Sunday, November 22, 2015

I'm not who I was

One day, it's inevitable, you will wake up and realize "I'm not who I was". Or at least I assume it's inevitable in that we are ever changing human beings. Some times you sit back and remember/realize...
This is who I was. 
This is who I was striving to be. 
This is who I am. 
If I continue down this path this is who I will be come. 
If I make these changes can I still be who I wanted to be?
I'm really reflecting (this past week) on who I have become. Sometimes it feels as if the person I am right now was forced on me, though, I know that I have [some] control over it.

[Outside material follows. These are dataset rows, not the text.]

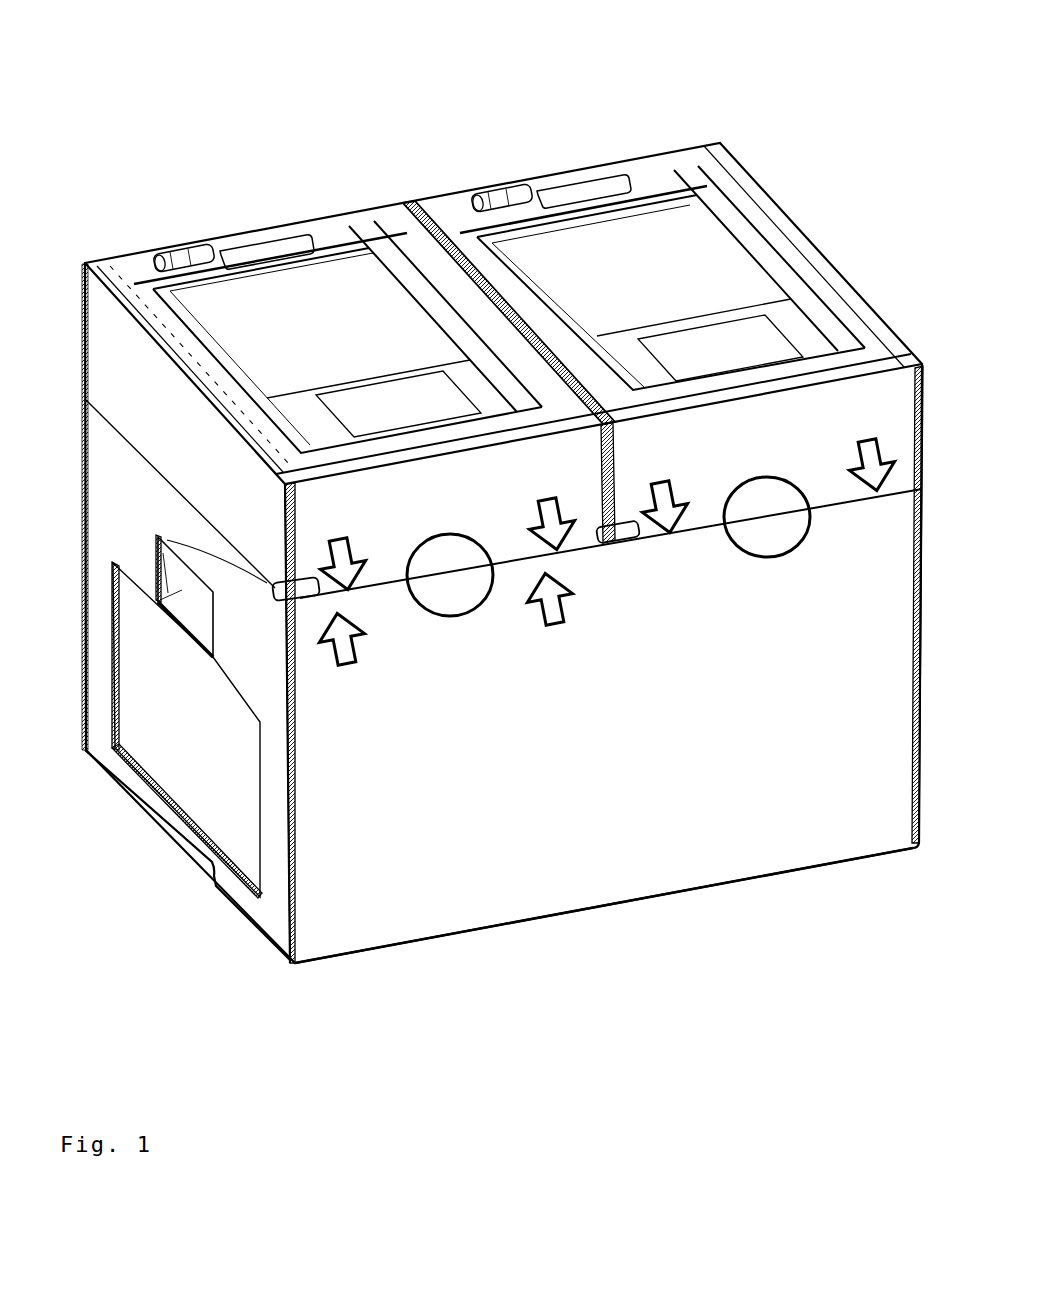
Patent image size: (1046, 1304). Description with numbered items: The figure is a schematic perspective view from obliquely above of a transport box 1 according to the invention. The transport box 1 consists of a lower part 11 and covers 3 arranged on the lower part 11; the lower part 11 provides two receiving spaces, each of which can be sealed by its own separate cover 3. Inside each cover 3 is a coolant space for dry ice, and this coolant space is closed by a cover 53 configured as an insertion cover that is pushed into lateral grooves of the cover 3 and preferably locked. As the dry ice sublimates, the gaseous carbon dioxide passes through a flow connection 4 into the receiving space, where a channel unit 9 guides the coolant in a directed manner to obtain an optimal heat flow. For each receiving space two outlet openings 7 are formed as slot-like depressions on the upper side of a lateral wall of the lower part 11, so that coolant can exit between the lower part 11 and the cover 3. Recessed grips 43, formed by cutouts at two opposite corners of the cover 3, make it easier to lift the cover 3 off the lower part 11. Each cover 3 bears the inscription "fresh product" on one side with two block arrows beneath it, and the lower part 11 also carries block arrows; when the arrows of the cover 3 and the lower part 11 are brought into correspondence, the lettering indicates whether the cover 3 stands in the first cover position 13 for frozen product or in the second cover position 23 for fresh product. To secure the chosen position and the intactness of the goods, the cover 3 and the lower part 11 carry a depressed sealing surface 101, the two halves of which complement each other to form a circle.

The transport box 1 is at (118, 58).
The cover 3 is at (260, 228).
The second cover position 23 is at (272, 204).
The first cover position 13 is at (607, 143).
The cover 53 is at (317, 303).
The depressed sealing surface 101 is at (778, 500).
The outlet opening 7 is at (107, 423).
The recessed grip 43 is at (182, 590).
The flow connection 4 is at (388, 600).
The channel unit 9 is at (458, 778).
The lower part 11 is at (537, 893).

I see a lot of things in my self that I DO NOT like... Things I never thought I would be. And yet, there are things about me that I never thought I could be, nor did I realize these areas that I was/am lacking in. 

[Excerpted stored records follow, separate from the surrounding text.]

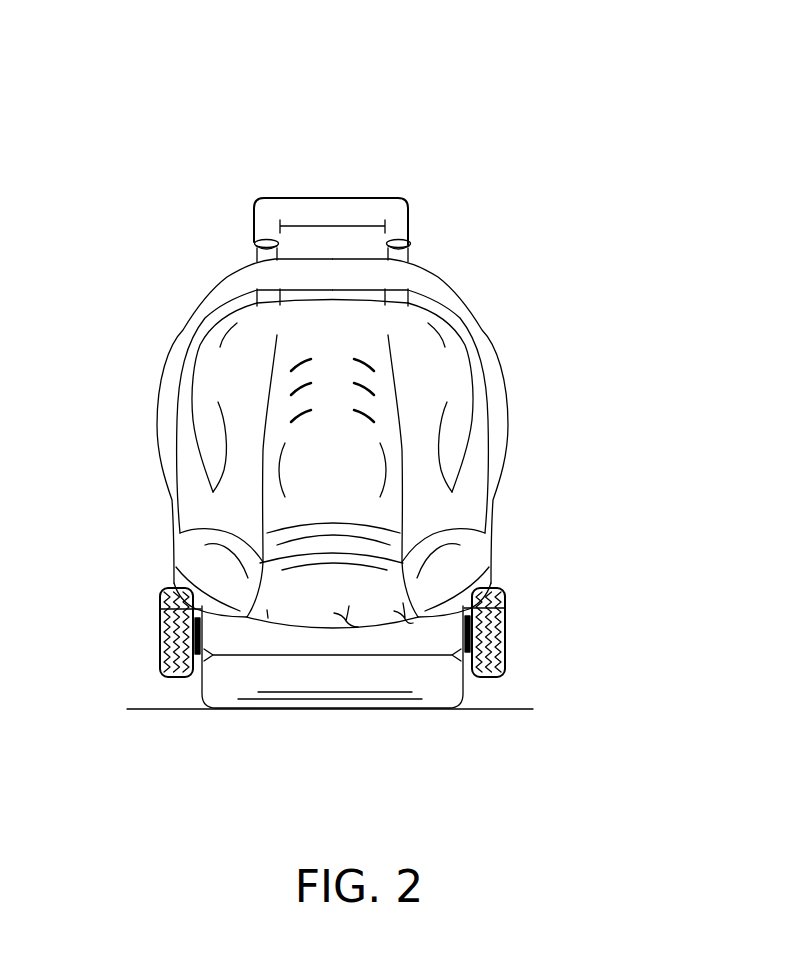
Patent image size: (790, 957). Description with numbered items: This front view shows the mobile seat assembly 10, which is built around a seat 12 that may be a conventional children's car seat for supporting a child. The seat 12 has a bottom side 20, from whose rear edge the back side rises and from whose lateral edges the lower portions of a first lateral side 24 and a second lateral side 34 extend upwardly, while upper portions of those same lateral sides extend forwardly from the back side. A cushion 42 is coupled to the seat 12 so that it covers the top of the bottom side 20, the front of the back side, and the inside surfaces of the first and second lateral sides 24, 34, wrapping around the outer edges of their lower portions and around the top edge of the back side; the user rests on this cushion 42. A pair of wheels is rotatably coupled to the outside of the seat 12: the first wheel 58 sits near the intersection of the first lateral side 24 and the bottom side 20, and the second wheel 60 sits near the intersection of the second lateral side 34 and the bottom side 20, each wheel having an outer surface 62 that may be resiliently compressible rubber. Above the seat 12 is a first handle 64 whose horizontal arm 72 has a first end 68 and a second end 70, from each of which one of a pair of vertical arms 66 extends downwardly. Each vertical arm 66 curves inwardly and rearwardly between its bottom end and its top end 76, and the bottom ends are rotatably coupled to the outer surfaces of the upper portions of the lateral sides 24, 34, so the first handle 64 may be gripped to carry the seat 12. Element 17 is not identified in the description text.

The mobile seat assembly 10 is at (554, 132).
The seat 12 is at (502, 577).
The base bottom portion 17 is at (413, 702).
The bottom side 20 is at (250, 708).
The first lateral side 24 is at (162, 601).
The second lateral side 34 is at (503, 606).
The cushion 42 is at (248, 385).
The first one of the pair of wheels 58 is at (162, 610).
The second one of the pair of wheels 60 is at (505, 647).
The outer surface 62 is at (170, 645).
The first handle 64 is at (442, 264).
The pair of vertical arms 66 is at (170, 388).
The first end 68 is at (231, 278).
The second end 70 is at (415, 265).
The horizontal arm 72 is at (335, 263).
The top end 76 is at (203, 302).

There's a lot of dancing around with my words I realize it. I don't really want to say all that I'm thinking because "if you don't have anything nice to say don't say anything". 
All that being said. 
Who am I becoming? 
Bitter? 
Angry? 
Self centered? 
Stuck in my ways?
Scared? 
Unsatisfiable? 
Sad? 
I don't want those to be titles that I relate with. 
This is a daily struggle for me. 
I want to be who I was... I want to find that person again. Even in the midst of navigating the ocean of grief...I believe I can find her or at least parts of her.